One category of distributed ledgers are blockchains , which require a proof in order to add something to a ledger. Whereas the popular Bitcoin ledger is known for an essentially meaningless computation as proof-of-work, newer types of ledgers such as Filecoin  introduce more meaningful purposes for this proof. With Filecoin, people can pay others to securely store and retrieve their data, and a proof-of-replication confirms that the data is there at all times. We would similarly need to develop a proof-of-query-results that captures both the work performed as well was the correctness of the results.
The figure below shows the architectural components of an individual node in the network. When a query arrives, the node determines what incentive it is willing to accept, and what incentives it is wiling to pay others for subquery delegation. After possibly delegating some parts, and performing the remaining work itself, it maintains provenance of the data and generates a correctness proof of the results. Transactions are registered on the blockchain, such that all participants receive their reward. Some nodes might start performing preparatory work, such as precomputing partial results of common queries in the network, or locally caching other stores’ data to speed up querying.
This idea goes beyond data marketplaces  by in essence proposing a service marketplace between nodes in a decentralized semantic data network.
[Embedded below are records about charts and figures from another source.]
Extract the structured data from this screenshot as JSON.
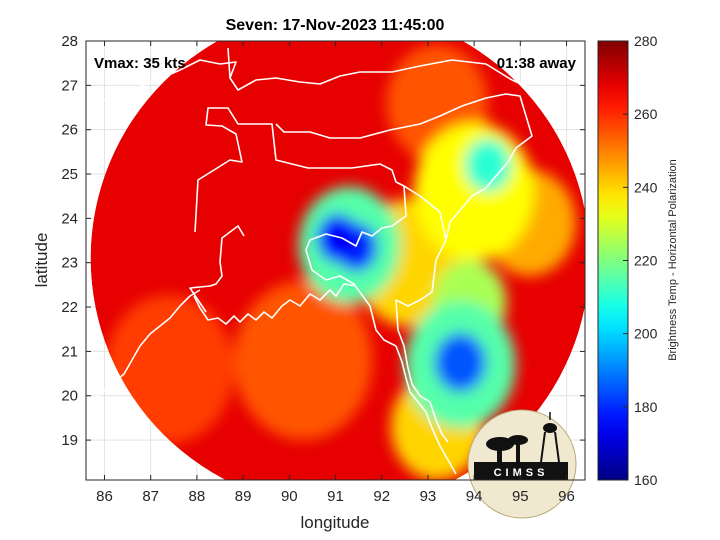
{
  "chart_data": {
    "type": "heatmap",
    "title": "Seven: 17-Nov-2023 11:45:00",
    "xlabel": "longitude",
    "ylabel": "latitude",
    "xlim": [
      85.6,
      96.4
    ],
    "ylim": [
      18.1,
      28
    ],
    "x_ticks": [
      86,
      87,
      88,
      89,
      90,
      91,
      92,
      93,
      94,
      95,
      96
    ],
    "y_ticks": [
      19,
      20,
      21,
      22,
      23,
      24,
      25,
      26,
      27,
      28
    ],
    "grid": true,
    "annotations": {
      "vmax": "Vmax: 35 kts",
      "time_away": "01:38 away"
    },
    "colorbar": {
      "label": "Brightness Temp - Horizontal Polarization",
      "range": [
        160,
        280
      ],
      "ticks": [
        160,
        180,
        200,
        220,
        240,
        260,
        280
      ],
      "colormap": "jet"
    },
    "swath": {
      "center_lon": 91.1,
      "center_lat": 23.1,
      "radius_deg": 5.4
    },
    "cold_features": [
      {
        "lon": 91.05,
        "lat": 23.55,
        "value": 175,
        "extent_deg": 0.45
      },
      {
        "lon": 91.45,
        "lat": 23.35,
        "value": 180,
        "extent_deg": 0.45
      },
      {
        "lon": 93.7,
        "lat": 20.75,
        "value": 185,
        "extent_deg": 0.55
      },
      {
        "lon": 91.3,
        "lat": 23.4,
        "value": 215,
        "extent_deg": 1.1
      },
      {
        "lon": 93.7,
        "lat": 20.7,
        "value": 215,
        "extent_deg": 1.2
      },
      {
        "lon": 94.3,
        "lat": 25.2,
        "value": 210,
        "extent_deg": 0.5
      },
      {
        "lon": 94.0,
        "lat": 24.6,
        "value": 235,
        "extent_deg": 1.3
      },
      {
        "lon": 93.9,
        "lat": 22.1,
        "value": 225,
        "extent_deg": 0.8
      },
      {
        "lon": 92.6,
        "lat": 23.0,
        "value": 240,
        "extent_deg": 1.2
      },
      {
        "lon": 93.2,
        "lat": 19.3,
        "value": 240,
        "extent_deg": 1.0
      },
      {
        "lon": 95.2,
        "lat": 23.9,
        "value": 245,
        "extent_deg": 1.0
      },
      {
        "lon": 90.3,
        "lat": 20.8,
        "value": 255,
        "extent_deg": 1.5
      },
      {
        "lon": 87.4,
        "lat": 20.6,
        "value": 258,
        "extent_deg": 1.4
      },
      {
        "lon": 93.2,
        "lat": 26.6,
        "value": 255,
        "extent_deg": 1.1
      }
    ],
    "logo": "CIMSS"
  }
}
While the example applies this to query execution over personal data, other kinds of services can be auctioned as well, such as reasoning to convert data to different ontologies. All such applications rely on the principle that client CPUs are idle most of the time, so by allowing others to use it when we do not, we can rely on them at the moment we need it ourselves.
This proposal can have a strong impact on the scale at which we apply Semantic Web technologies, especially in absence of clear business models. It opens up new directions in decentralized algorithms, and creates a connection between the Semantic Web and agent theory, as well as economic models for incentives. We also must pay attention to challenges such as privacy, perhaps through encryption. Most importantly, this vision sketches a Web-oriented future path to a Semantic Web for large and small players.